Jesus is looking at the ultimate consequence of his creation marred, looking upon the ugliness and smelling the stench of the wages of sin, and he hates it! It broke his heart. More than that, the word wept implies anger. The image of God in man has been defaced, and it is a tragedy, literally, of biblical proportions.

One of the reasons the Bible’s explanatory power is so convincing to me, is that it never, anywhere, apologizes for, or is embarrassed by death. In the Bible’s most direct confrontation with the pain of sin and death, the Book of Job, God refuses to apologize or explain anything! While we are never privy to the eternal Trinitarian councils as to why God created everything and allowed this disease to infect his creation, we know from God’s revelation that the plan all along was to solve the problem.

Jesus before the tomb of Lazarus brings to mind David in Psalm 23 speaking of walking “through the valley of the shadow of death.” How is it that death could cast a shadow? Something can’t create its own shadow. Rather it is the light of God’s revelation, in nature and Scripture, that tells us, death is wrong. It staggers me that most people would rather just ignore this very uncomfortable fact of existence; it seems not to occur to them to ask, what in the world does this thing called death mean? We must teach our kids that death is the ultimate question mark. And our God provides the answer. This means talking about it more than we’d probably like, but we cannot let it be ignored.

Let’s see what the materialist/atheist alternative explanation is, and see if that might make more sense to our kids than God’s answer.
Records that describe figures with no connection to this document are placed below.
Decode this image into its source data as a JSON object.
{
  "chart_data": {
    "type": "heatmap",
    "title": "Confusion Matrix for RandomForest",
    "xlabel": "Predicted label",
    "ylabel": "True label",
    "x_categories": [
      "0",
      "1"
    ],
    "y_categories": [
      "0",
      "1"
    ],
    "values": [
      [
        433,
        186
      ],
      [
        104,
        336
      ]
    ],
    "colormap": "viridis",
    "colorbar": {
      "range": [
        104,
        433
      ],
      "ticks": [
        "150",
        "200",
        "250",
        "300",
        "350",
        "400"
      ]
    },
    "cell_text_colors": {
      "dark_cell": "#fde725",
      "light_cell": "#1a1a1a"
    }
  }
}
I heard a talk by Christian apologist William Lane Craig laying out the implications if atheism is true:

  • Death is the end, the dirt is our future.
  • There is no ultimate purpose to life
  • There is no ultimate justice
  • There is no basis for morality—Darwinian morality is all

The atheist/materialist will argue that the last three points are irrelevant because we in fact all experience purpose, long for justice, and act in moral ways, right or wrong. And atoms that came together by chance for no reason at all can explain all this? Do you see the absolute poverty of the atheist/materialist worldview? It really is an easy case to make to our children.